Opponents of rail have offered toll roads and high-capacity flyover lanes as alternatives, but those ideas will not take cars off the road. Rather, they will only make commuting more costly and will be less environmentally friendly.
O
Oahu. We have three-quarters of the state's population, the jobs, the economy, the lion's share of visitors and, yes, the traffic. Oahu needs a fixed guideway system. Besides, as we expand and upgrade our system, there will be direct benefits to our sister counties, as when we transferred buses to Mayor Harry Kim and Hawaii County for its growing transit system.
R
Reducing emissions. This reduction will be a direct result of mass transit, which is good news for our environment.
Todd Litman of the Victoria Policy Institute noted that air pollution will be reduced from a decline in personal automobile use. Former Phoenix Mayor Skip Rimsza said public transportation reduces the cost of travel by enabling households to manage on one less car, a cost that hovers around $8,000 a year, according to one AAA estimate. Reducing commuting time and providing other choices will mean more time to spend with our families and on leisure activities.
A
Affordability means an affordable commute. Affordability means a fixed guideway system that we will build within our means. Speaker after speaker advised us that the longer a municipality delays a decision on developing a mass transit system, the higher the eventual cost in terms of construction costs, traffic congestion, the burden on ourselves and our families, and the toll on our quality of life.
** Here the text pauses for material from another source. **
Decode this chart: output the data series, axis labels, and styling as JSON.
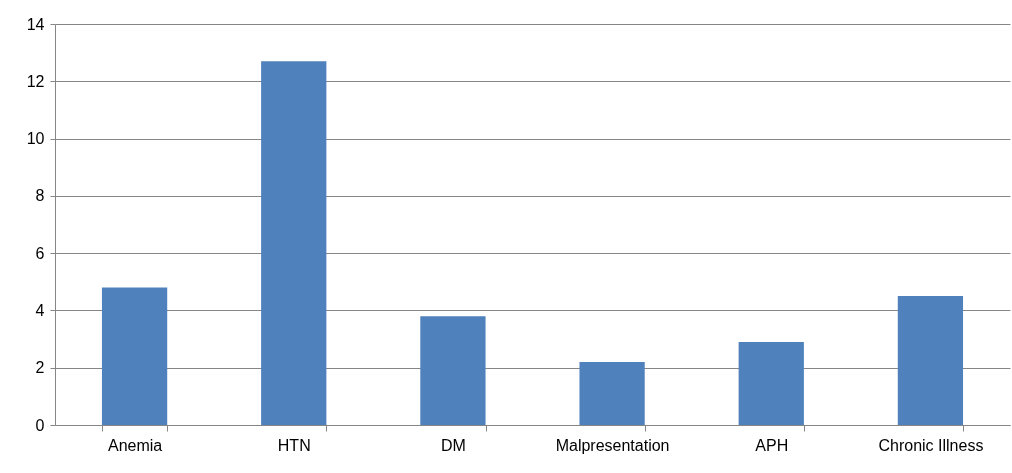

Prolonging a decision also means more competition for a shrinking pot of federal transit money. These experts were very proud that their systems came in on time and on budget, even ahead of schedule in some cities.
I
I stands for Integration. As a proponent of combining Oahu's various forms of public transportation into an integrated network, I was pleased that the experts said a fixed guideway system is just one part of a larger transportation network -- "multimodal" to transportation engineers -- that includes buses, taxis, a ferry in Oahu's case, bicycle lanes, even walking.
L
At the heart of the transit debate is Livability. In every municipality, transit has created opportunities for transit-oriented development and public-private partnerships that resulted in livable communities: jobs, housing, pedestrian and bicycle paths, retail and commercial space. With appropriate land use policies and community input, I anticipate that we could enjoy comparable benefits.
Phoenix's Mayor Rimsza and former Houston mayor Kathy Whitmire (who now lives in Windward Oahu and is president of the board of directors for the Outdoor Circle), both 10-year mayors credited with launching their rail systems, strongly endorse a transit system for Honolulu.
My administration will submit our recommendation for what's called the locally preferred alternative to the City Council on Nov. 1.
The public needs to tell the Council that a prompt decision is imperative and that a delay will be costly to our pocketbooks and our quality of life. A year ago, Council members voted 7-2 in favor of our mass transit initiative, and nothing I've heard since then tells me that their decision was anything but the right one.
I firmly believe a rail transit system is the best hope to give ourselves and future generations the livable community we deserve -- and that's why I'm PRO-RAIL.